Japan, islanded and long able to shut out foreign competition, first by a policy of general exclusion and later by adroit internal administration, was able to reorganize its industries before they were sapped and destroyed. Its ruling class created a new judicial system which commanded such respect that exterritoriality and its courts were abolished at the opening of this century and native and foreigner trusted to the same justice. In other Asiatic lands special consular courts give the foreign merchant a standing advantage which destroys native credit and paralyzes native enterprise. Japan is a signal proof of the way an Asiatic land, if it be for a season protected, can reorganize its industry and create stable conditions out of which a new system can come, safeguarded and fostered by public order, courts creating confidence, and efficient sanitation.

It is no answer to say that the Japanese have special powers and a personal aptitude. Ask any man who knows the Far East as to the personal credit of Chinese and Japanese. Compare Persian and Japanese art when both were at work under similar conditions in the seventeenth century. I have known, boy and man, closely and intimately, a wide range of human beings. I have had at my table and been honored by the close personal friendship of men black, yellow, red, white, and many shades between. The Near East I know as do only those who speak its tongues, have known it in childhood, and mature years, read its literature, thrill to the genius of its various arts, and have the open heart and mind for its faiths. At bottom, men are alike. Human beings make Humanity. Under like conditions, all act alike. Give any land and any race a fair chance and it will be as others and not otherwise.

But after old systems, industrial and economic, are undermined and overthrown, this chance can only come by building anew under protected conditions. See how English courts are bringing India closer and closer to self-government. Where would Cuba be but for our aid? Give Mexico protection for order, courts, contracts, industries, and sanitation for a brief space, — one, two, or three decades, and what is this span in the life of a nation? — and the splendid qualities of the Mexican people would do the rest. Keep order, create courts, educate a generation, turn out typhus and tropical diseases which scourge the Mexican home (some of the worst maladies are not tropical), and the courage, the loyalty, the patient industry, the quick teachableness of the Mexican can be trusted to maintain what it secures under tutelage, and to add to it.

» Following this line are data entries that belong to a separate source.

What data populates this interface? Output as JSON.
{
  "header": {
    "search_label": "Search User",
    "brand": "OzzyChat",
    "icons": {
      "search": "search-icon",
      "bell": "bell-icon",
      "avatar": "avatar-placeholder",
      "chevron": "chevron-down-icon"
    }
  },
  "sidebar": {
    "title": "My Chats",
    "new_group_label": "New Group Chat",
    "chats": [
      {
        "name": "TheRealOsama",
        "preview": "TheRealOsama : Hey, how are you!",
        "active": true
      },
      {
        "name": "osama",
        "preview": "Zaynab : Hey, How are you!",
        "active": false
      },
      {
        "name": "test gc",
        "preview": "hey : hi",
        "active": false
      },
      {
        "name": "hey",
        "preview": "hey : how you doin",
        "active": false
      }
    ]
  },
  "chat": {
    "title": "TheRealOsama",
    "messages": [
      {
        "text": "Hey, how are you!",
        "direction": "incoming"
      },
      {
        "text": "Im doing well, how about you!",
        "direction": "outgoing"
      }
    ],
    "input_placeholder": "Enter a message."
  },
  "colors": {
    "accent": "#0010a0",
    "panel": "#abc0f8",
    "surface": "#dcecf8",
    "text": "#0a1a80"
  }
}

Mexico is to-day like the great oil wells of which Mr. Barron gives so vivid a picture, a fathomless resource for the light and power of the world, and needing only the mechanism which will enable it to set a thousand keels and ten thousand wheels in motion and light millions of happy homes.

How can the necessary order, effective courts, and national sanitation be provided for such great ends of justice?

The United States brought these things to Cuba and see the result, peace and prosperity without annexation and with complete autonomous independence for the Cuban people. Give the Mexican people the same chance, the same opportunity, a like period in which new institutions, new courts, new security, new sanitation come into being, and Mexico will show the same marvel of abounding progress.

The United States just a half-century ago saved Mexico from the foreign invader. To-day Mexico must be saved from the internal destroyer. One task was accomplished without invasion. The other may be. Accomplished it must be. Moral responsibilities know no boundary lines.